When starting any new business venture, there are a lot of things to consider, from your goals to your staff, to your standards for the end product. Starting a horizontal grinding operation is no different. In fact, there may be even more things to consider than your average startup.
In previous articles, we’ve covered the necessary considerations for buying a horizontal grinder. However, if you’ve just begun thinking about starting a grinding business, there are several factors to examine that will help determine whether the operation will be a profitable venture.
Your operational goal is one of the most important issues to consider before starting a horizontal grinding operation. Are you aiming for waste and volume reduction or a secondary product that can be sold? Both are worthwhile reasons for starting a grinding operation but identifying your goal early will help inform other decisions down the line.
If you frequently deal with the tipping fees associated with transporting your material to a landfill, a horizontal grinder can help reduce that cost. Ground material takes up less space, allowing you to fit more into the same space as unground material. You’re paying the same for tipping fees but grinding the material before disposal means you can transport more material for your money.
Alternatively, you can turn that ground material into a product that can be sold alongside your main venture. For example, a construction and demolition company might look to reduce the cost of their tipping fees. They could pre-grind the material for easier and more efficient disposal, or they could turn their wood waste into a profitable secondary product, like mulch, and avoid tipping fees altogether.
Feedstock Access and End Product Market
Feedstock access and the market for your end product are factors that are both indicative of whether or not a grinding operation will be profitable. Ask yourself:
- Do I have enough of my material to make grinding worthwhile?
- Can I count on a steady, consistent stream of feedstock?
If the answer to either of those questions is no, you may need to consider other methods of obtaining additional feedstock. Some operations utilize roll-off services, while others offer an opportunity for the community to dispose of unwanted material instead of having it taken to a landfill.
If your goal is to sell a secondary product, you’ll also need a solid understanding of what the market looks like for your end product. Is there demand in your geographic area, or will shipping costs need to be factored in? Are there competitors already present in the market? Is there an untapped niche you can fill? The answers to these questions will help you determine if there’s an audience for your end product, which will ultimately decide whether your operation is profitable.

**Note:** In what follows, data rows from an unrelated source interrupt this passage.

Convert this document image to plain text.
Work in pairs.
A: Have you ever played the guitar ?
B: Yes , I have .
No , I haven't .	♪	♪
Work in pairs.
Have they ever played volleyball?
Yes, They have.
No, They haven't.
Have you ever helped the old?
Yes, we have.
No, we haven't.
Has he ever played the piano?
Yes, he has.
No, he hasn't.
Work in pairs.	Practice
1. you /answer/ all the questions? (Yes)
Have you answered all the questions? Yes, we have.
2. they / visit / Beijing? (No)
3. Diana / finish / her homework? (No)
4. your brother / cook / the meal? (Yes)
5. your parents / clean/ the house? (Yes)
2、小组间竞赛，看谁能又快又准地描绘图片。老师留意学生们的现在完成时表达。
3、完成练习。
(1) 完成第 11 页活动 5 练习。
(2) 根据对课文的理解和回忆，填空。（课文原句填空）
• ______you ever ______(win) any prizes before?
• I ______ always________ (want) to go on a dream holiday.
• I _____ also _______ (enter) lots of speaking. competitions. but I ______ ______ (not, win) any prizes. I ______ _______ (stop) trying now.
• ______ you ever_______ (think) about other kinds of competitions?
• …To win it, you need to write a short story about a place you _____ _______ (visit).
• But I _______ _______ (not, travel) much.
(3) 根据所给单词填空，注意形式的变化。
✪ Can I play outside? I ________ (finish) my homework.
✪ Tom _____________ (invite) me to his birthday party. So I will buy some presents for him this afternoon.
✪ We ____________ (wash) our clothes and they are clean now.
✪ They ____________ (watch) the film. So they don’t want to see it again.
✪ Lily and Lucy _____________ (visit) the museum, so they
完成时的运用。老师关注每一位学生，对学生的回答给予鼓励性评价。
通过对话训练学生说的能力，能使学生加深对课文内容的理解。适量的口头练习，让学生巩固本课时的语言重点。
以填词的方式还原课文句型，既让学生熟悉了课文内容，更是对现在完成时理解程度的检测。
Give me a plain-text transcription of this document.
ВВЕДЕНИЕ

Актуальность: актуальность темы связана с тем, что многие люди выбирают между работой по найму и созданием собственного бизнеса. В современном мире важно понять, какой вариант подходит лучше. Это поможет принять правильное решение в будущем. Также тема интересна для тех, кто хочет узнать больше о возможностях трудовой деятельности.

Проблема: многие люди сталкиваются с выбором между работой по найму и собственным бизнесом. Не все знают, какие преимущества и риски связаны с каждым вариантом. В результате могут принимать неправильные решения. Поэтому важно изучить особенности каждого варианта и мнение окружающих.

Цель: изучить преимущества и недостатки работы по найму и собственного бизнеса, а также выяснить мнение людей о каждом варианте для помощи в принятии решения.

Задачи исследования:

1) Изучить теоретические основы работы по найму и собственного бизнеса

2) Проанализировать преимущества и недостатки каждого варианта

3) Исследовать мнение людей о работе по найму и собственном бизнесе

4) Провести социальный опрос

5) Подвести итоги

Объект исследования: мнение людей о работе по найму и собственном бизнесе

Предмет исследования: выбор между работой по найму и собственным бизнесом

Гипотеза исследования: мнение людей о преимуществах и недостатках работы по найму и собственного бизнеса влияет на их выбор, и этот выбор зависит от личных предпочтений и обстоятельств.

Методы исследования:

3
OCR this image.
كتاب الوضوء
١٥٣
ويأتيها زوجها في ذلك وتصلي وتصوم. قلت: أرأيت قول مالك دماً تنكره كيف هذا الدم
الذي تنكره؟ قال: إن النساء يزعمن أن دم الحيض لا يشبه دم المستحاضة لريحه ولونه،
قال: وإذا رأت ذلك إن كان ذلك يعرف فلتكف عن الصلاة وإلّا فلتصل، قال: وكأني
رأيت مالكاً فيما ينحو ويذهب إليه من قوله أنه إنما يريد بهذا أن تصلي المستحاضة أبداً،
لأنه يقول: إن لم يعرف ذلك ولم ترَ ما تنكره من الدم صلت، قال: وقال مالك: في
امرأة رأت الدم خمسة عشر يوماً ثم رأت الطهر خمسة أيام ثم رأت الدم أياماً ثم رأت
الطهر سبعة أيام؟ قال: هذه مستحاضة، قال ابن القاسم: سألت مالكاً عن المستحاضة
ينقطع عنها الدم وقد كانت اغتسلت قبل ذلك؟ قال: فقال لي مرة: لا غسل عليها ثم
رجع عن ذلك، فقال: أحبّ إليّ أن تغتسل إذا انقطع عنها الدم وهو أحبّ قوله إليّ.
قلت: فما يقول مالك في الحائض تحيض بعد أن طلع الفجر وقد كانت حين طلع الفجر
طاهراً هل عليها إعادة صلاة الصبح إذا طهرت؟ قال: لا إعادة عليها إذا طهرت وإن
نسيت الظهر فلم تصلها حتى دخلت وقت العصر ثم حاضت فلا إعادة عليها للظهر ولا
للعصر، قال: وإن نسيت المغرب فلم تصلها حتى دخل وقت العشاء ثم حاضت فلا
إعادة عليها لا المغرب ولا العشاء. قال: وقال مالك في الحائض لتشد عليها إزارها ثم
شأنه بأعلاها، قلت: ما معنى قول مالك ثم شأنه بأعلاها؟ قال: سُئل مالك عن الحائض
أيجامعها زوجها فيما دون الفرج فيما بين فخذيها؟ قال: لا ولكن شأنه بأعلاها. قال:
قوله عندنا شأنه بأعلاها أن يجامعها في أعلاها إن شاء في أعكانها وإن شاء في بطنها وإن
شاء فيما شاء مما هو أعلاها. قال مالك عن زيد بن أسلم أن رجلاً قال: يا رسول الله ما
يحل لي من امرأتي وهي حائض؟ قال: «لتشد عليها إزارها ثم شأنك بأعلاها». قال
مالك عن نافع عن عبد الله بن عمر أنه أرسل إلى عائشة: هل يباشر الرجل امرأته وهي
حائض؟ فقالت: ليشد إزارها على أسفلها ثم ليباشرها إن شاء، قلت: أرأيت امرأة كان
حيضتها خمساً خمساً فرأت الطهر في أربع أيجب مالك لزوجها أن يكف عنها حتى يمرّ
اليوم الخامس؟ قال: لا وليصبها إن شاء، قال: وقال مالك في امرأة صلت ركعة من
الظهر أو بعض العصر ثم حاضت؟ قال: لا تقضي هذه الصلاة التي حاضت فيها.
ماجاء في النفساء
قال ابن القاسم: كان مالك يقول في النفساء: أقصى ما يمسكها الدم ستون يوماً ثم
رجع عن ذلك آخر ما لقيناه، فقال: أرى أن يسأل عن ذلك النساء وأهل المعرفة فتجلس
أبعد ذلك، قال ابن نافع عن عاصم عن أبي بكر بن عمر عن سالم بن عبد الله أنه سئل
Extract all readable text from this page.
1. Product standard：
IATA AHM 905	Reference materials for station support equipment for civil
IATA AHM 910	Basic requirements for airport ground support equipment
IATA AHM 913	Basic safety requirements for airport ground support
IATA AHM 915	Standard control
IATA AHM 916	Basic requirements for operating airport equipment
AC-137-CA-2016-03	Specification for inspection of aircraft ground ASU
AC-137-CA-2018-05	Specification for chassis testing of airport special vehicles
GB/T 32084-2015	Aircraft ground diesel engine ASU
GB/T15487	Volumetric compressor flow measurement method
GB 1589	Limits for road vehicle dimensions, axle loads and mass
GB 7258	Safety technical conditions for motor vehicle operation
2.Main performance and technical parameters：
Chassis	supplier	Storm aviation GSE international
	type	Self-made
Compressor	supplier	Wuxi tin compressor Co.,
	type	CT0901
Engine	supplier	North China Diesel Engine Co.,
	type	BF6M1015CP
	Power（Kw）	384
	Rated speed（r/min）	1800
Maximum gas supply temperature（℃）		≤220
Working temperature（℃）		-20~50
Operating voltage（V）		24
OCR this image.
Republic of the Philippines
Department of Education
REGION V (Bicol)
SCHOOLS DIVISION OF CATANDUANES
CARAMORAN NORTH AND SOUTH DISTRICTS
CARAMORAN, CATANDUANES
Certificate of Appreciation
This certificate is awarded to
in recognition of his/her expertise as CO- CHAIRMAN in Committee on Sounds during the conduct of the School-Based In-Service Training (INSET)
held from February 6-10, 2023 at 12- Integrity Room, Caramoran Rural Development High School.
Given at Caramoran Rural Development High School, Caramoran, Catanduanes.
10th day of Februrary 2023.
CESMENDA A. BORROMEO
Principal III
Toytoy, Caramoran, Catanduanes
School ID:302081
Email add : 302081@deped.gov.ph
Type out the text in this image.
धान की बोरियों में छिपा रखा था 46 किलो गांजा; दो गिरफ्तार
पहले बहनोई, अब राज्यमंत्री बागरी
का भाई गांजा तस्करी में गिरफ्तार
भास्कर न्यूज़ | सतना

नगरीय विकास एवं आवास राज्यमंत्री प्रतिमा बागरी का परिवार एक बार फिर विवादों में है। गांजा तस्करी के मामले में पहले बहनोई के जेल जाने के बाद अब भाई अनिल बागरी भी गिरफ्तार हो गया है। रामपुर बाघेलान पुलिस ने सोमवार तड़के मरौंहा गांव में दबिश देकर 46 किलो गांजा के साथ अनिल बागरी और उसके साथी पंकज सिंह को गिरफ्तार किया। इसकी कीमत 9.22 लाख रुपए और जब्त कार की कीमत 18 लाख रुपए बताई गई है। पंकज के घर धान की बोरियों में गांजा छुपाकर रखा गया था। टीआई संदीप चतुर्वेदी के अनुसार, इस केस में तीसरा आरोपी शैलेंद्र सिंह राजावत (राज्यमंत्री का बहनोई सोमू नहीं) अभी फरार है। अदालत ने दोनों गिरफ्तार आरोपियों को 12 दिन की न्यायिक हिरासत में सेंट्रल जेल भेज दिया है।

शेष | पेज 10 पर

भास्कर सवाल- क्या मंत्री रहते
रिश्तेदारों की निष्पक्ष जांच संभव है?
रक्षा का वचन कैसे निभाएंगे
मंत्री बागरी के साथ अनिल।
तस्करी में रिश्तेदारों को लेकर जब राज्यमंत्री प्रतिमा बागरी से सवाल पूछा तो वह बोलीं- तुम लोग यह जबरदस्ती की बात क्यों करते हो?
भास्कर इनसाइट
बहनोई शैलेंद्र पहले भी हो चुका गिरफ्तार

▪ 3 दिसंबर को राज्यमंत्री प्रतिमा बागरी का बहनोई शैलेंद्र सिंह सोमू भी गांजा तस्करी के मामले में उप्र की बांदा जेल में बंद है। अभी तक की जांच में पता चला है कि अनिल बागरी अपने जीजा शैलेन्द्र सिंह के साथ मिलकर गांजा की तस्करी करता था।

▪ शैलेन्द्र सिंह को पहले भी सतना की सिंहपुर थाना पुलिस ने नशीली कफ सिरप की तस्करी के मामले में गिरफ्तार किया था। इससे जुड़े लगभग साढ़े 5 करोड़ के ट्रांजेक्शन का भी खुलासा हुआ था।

While considering your potential operation’s budget, you’ll need to factor in operational costs. If you don’t plan to run the horizontal grinder yourself, you’ll need to hire a dedicated operation, one who’s either experienced or ready to learn.
As with any large machine, maintenance costs are also at play. The extent of that maintenance can vary depending on whether you invest in a diesel or electric grinder, as there are different tasks associated with each. Either way, Rotochopper can help you stay on top of grinder maintenance with our preventative maintenance program. In addition, our remote monitoring system RotoLink™ allows grinder operators to track small maintenance needs before they turn into larger, more costly repairs.
Lastly, consider the additional features you may want to purchase alongside your horizontal grinder. These features can streamline your operation and reduce downtime, recouping their cost over time. For instance, if you plan to produce mulch, a bagger is a worthwhile investment. If you plan to process unsorted C&D material, you may want to consider solutions for ferrous metal removal.
Potential For Expansion
The last consideration on our list looks to the future of your horizontal grinding operation. Do you plan to expand your operation? Or, even if you don’t plan to, is there potential for expansion in the future? These are important questions to consider when it comes to buying your horizontal grinder. The larger the grinder, the more feedstock it will be able to process in a timely manner.
If expansion is a factor, you’ll need to decide whether to:
- Initially purchase a larger grinder with the intent to grow into it
- Purchase a smaller grinder with the intent to upgrade later
Thankfully, Rotochopper makes it easy to plan your business with the future in mind. There is no shortage of options when it comes to the size of your grinder, and when the time comes to upgrade, we offer business owners the chance to trade in their equipment.
Your Horizontal Grinding Partner
When you’ve made the decision to start a horizontal grinding operation, the company you choose to work with is just as important as your choice of machine. As a factory-direct company, Rotochopper provides our partners with the tools they need to succeed. From ease of ordering replacement parts to expert, responsive service technicians, Rotochopper is committed to supporting our customers in every way we can.